I heard a few people expressing worries about "+" operator in std::string and various workarounds to speed up concatenation. Are any of these really necessary? If so, what is the best way to concatenate strings in C++?

Answer

Brian R. Bondy picture Brian R. Bondy · Mar 4, 2009

The extra work is probably not worth it, unless you really really need efficiency. You probably will have much better efficiency simply by using operator += instead.

Now after that disclaimer, I will answer your actual question...

The efficiency of the STL string class depends on the implementation of STL you are using.

You could guarantee efficiency and have greater control yourself by doing concatenation manually via c built-in functions.

Why operator+ is not efficient:

Take a look at this interface:

template <class charT, class traits, class Alloc>
basic_string<charT, traits, Alloc>
operator+(const basic_string<charT, traits, Alloc>& s1,
          const basic_string<charT, traits, Alloc>& s2)

You can see that a new object is returned after each +. That means that a new buffer is used each time. If you are doing a ton of extra + operations it is not efficient.

Why you can make it more efficient:

  • You are guaranteeing efficiency instead of trusting a delegate to do it efficiently for you
  • the std::string class knows nothing about the max size of your string, nor how often you will be concatenating to it. You may have this knowledge and can do things based on having this information. This will lead to less re-allocations.
  • You will be controlling the buffers manually so you can be sure that you won't copy the whole string into new buffers when you don't want that to happen.
  • You can use the stack for your buffers instead of the heap which is much more efficient.
  • string + operator will create a new string object and return it hence using a new buffer.

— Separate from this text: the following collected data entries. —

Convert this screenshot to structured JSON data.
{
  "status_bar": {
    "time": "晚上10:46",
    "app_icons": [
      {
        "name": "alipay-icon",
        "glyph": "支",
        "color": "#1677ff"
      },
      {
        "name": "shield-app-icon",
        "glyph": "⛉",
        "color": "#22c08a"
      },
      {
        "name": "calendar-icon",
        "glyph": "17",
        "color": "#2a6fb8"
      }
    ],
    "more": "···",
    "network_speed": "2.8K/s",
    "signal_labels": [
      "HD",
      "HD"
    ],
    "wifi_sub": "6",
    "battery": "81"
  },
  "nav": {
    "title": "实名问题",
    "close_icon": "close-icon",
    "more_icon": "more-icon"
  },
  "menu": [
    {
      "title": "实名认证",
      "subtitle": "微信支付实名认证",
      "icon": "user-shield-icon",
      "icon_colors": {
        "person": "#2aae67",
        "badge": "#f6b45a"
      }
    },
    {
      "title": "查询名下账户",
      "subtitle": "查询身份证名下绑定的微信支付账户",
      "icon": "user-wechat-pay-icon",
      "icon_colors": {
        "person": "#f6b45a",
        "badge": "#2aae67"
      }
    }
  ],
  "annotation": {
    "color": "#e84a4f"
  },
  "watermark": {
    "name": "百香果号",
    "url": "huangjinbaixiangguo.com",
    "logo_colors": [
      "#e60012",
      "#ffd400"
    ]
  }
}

Considerations for implementation:

  • Keep track of the string length.
  • Keep a pointer to the end of the string and the start, or just the start and use the start + the length as an offset to find the end of the string.
  • Make sure the buffer you are storing your string in, is big enough so you don't need to re-allocate data
  • Use strcpy instead of strcat so you don't need to iterate over the length of the string to find the end of the string.

Rope data structure:

If you need really fast concatenations consider using a rope data structure.